Most of my single friends, who tend to be women of a certain (middle) age, a mix of straight and gay, professional and not-so-degreed, have pursued online dating experiences at some point or another. They’ve—we’ve— openly discussed our dating exploits, traded anecdotes about worst dates ever, cheered each other on just as we were about to give up, and offered condolences when things didn’t work out as we had hoped. Online dating sites are clearly the matchmaking tool of choice in my social world. It’s cheap, accessible, private –well, sort of– and efficient, if not exactly romantic.
In fact, my friends are in good company. A recent Pew survey suggests that the proportion of Americans who say that they met their current partner online has doubled in the last eight years; 5 per cent of all “committed” relationships in American today began online. While that number is still small, it will certainly grow over time. There are number of reasons for this: more and more people are single, while the desire, and cultural idealization of the couple remains as powerful as ever. Plus, the social stigma attached to online dating is fast declining. Eight years ago, 29 per cent of internet users said that “people who use online dating sites are desperate”; this year, only 21 per cent believed that, according to the telephone survey of 2,252 adults aged 18 and older, conducted this past spring.

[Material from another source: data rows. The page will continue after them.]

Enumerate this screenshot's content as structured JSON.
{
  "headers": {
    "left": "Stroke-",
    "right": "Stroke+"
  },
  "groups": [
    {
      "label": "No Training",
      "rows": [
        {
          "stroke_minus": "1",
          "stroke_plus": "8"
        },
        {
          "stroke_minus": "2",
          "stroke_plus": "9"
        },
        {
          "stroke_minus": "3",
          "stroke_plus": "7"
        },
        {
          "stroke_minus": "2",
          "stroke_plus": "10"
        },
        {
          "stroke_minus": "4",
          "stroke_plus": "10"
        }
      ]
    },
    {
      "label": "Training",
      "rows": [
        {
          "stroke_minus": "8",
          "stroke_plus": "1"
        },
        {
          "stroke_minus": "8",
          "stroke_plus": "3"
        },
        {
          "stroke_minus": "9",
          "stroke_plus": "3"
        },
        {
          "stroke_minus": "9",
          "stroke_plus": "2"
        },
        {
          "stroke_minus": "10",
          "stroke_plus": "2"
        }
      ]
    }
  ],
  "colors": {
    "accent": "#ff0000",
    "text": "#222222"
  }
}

Online dating is particularly attractive to gays and lesbians, and middle-aged heterosexuals, who have limited options for meeting people within their immediate geographic area or social circle. Since public spaces are dominated by 20- somethings on the prowl, if you’re a middle aged woman, there’s about as much chance of walking into a bar and meeting the man (or woman) of one’s dreams as there is of winning the lottery. And in the hetero marriage market of maturity, women are clearly disadvantaged: men are much more likely to find younger women to date, leaving many middle aged women vying for geriatric men. Little wonder that online dating is the new normal among my baby boomer/middle class/mixed gay and straight single friends: it enlarges one’s pool.
Everyone’s doing it, it seems. And few people seem to be hiding that fact. But that doesn’t mean online dating is necessarily easy. Finding a romantic partner online can be a bit like looking for a job, One friend of mine would get up each morning, answer emails from potential dates, and make contact with 2-3 suitable men whose profiles looked attractive to her. After screening them, she went on at least 3-5 nights per week. Restaurants needed to be booked, appointments made, clothing chosen, and a life story refined that would sell her virtues while maintaining a sense of authenticity.
Deception—lying about one’s age, class background, or prison record—happens, of course, as many researchers have noted. Among daters, it’s frowned upon, and often bites one in the butt. A 50-something heterosexual professional friend of mine recently dated a guy she met on the internet who told her that he had had once been married when in fact he had been married twice, and had two children with two different women. What else, she wondered, had he lied about? Biographic consistency is necessary for establishing trust, and trust is all-important when you have no other context for knowing someone—no mutual friends, family connections, or even common workmates.
Online dating follows the logic of a centuries-long process, documented by Anthony Giddens and others, in which our families have come to exercise less and less power over our romantic choices. Individuals are more likely to choose their partners; family ties or moral values (to marry “in the faith,” for example) hold less sway. Giddens thought this was profoundly democratizing. But Eva Ilouz, in her most recent book, Why Love Hurts, is less sanguine. “The search for love,” she writes, “is an agonizingly difficult experiences from which few modern men and women have been spared.” Romantic love, she says, “beautifies the deep inequalities at the heart of gender relationships.”
As love becomes much more important to one’s self-worth, family and morality have less power in determining our mates, and physical attractiveness and desirability play a much greater role. That’s liberating, to be sure, but women, particularly those of a certain age, are more disadvantaged than their male counterparts. For many of them, the digital dating universe seems to offer an exhilarating sense of freedom, a dizzying array of choices, and more than a little misery.